The probability flow ODE (equation 13) is the following:

$$\begin{aligned} dx = \left[ f(x,t) - \frac{1}{2}g(t)^2 \nabla_x \log p_t(x) \right] dt \end{aligned}$$

where the score is the trained score network. This formulation allows the use of powerful black-box ODE samplers from scipy. The sampling logic for probability flow ODE is in sampling.get_ode_sampler:

def get_ode_sampler(sde, shape, inverse_scaler,
                    denoise=False, rtol=1e-5, atol=1e-5,
                    method='RK45', eps=1e-3, device='cuda'):
  """Probability flow ODE sampler with the black-box ODE solver.

  Args:
    sde: An `sde_lib.SDE` object that represents the forward SDE.
    shape: A sequence of integers. The expected shape of a single sample.
    inverse_scaler: The inverse data normalizer.
    denoise: If `True`, add one-step denoising to final samples.
    rtol: A `float` number. The relative tolerance level of the ODE solver.
    atol: A `float` number. The absolute tolerance level of the ODE solver.
    method: A `str`. The algorithm used for the black-box ODE solver.
      See the documentation of `scipy.integrate.solve_ivp`.
    eps: A `float` number. The reverse-time SDE/ODE will be integrated to `eps` for numerical stability.
    device: PyTorch device.

  Returns:
    A sampling function that returns samples and the number of function evaluations during sampling.
  """

  def denoise_update_fn(model, x):
    score_fn = get_score_fn(sde, model, train=False, continuous=True)
    # Reverse diffusion predictor for denoising
    predictor_obj = ReverseDiffusionPredictor(sde, score_fn, probability_flow=False)
    vec_eps = torch.ones(x.shape[0], device=x.device) * eps
    _, x = predictor_obj.update_fn(x, vec_eps)
    return x

  def drift_fn(model, x, t):
    """Get the drift function of the reverse-time SDE."""
    score_fn = get_score_fn(sde, model, train=False, continuous=True)
    rsde = sde.reverse(score_fn, probability_flow=True)
    return rsde.sde(x, t)[0]

  def ode_sampler(model, z=None):
    """The probability flow ODE sampler with black-box ODE solver.

    Args:
      model: A score model.
      z: If present, generate samples from latent code `z`.
    Returns:
      samples, number of function evaluations.
    """
    with torch.no_grad():
      # Initial sample
      if z is None:
        # If not represent, sample the latent code from the prior distibution of the SDE.
        x = sde.prior_sampling(shape).to(device)
      else:
        x = z

      def ode_func(t, x):
        x = from_flattened_numpy(x, shape).to(device).type(torch.float32)
        vec_t = torch.ones(shape[0], device=x.device) * t
        drift = drift_fn(model, x, vec_t)
        return to_flattened_numpy(drift)

      # Black-box ODE solver for the probability flow ODE
      solution = integrate.solve_ivp(ode_func, (sde.T, eps), to_flattened_numpy(x),
                                     rtol=rtol, atol=atol, method=method)
      nfe = solution.nfev
      x = torch.tensor(solution.y[:, -1]).reshape(shape).to(device).type(torch.float32)

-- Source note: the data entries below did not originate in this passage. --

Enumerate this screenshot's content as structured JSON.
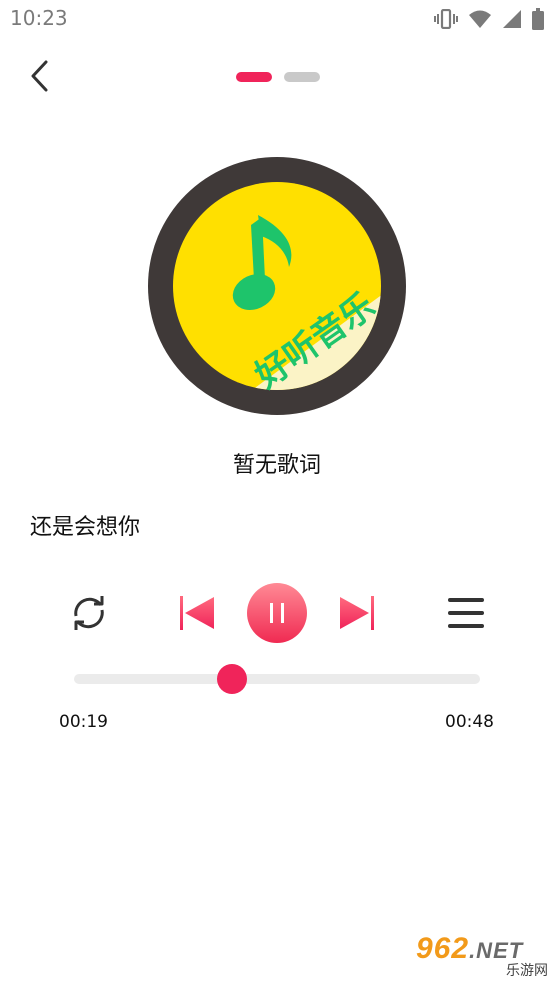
{
  "status_bar": {
    "time": "10:23",
    "icons": [
      "vibrate-icon",
      "wifi-icon",
      "signal-icon",
      "battery-icon"
    ]
  },
  "header": {
    "back_icon": "chevron-left-icon",
    "pages": {
      "count": 2,
      "active_index": 0
    }
  },
  "album_art": {
    "disc_color": "#3f3938",
    "cover_color": "#ffe000",
    "note_color": "#1ec46b",
    "banner_text": "好听音乐"
  },
  "lyrics": {
    "text": "暂无歌词"
  },
  "song": {
    "title": "还是会想你"
  },
  "controls": {
    "repeat_icon": "repeat-icon",
    "prev_icon": "skip-previous-icon",
    "play_icon": "pause-icon",
    "next_icon": "skip-next-icon",
    "list_icon": "playlist-icon"
  },
  "progress": {
    "current_time": "00:19",
    "total_time": "00:48",
    "fraction": 0.39
  },
  "colors": {
    "accent": "#f0245a",
    "track": "#ebebeb"
  },
  "watermark": {
    "top_digits": "962",
    "top_suffix": ".NET",
    "bottom_text": "乐游网"
  }
}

      # Denoising is equivalent to running one predictor step without adding noise
      if denoise:
        x = denoise_update_fn(model, x)

      x = inverse_scaler(x)
      return x, nfe

  return ode_sampler

where the crucial parts are ode_func, which implements the equation above; the denoise_update_fn is used to implement the numerical scheme in ODE solve known as the Predictor-Corrector Samplers, in Appendix G of the paper.

The input to the sampling function is just a random noise z (generated on-the-fly by default), as the sde.prior_sampling function generates just random noise.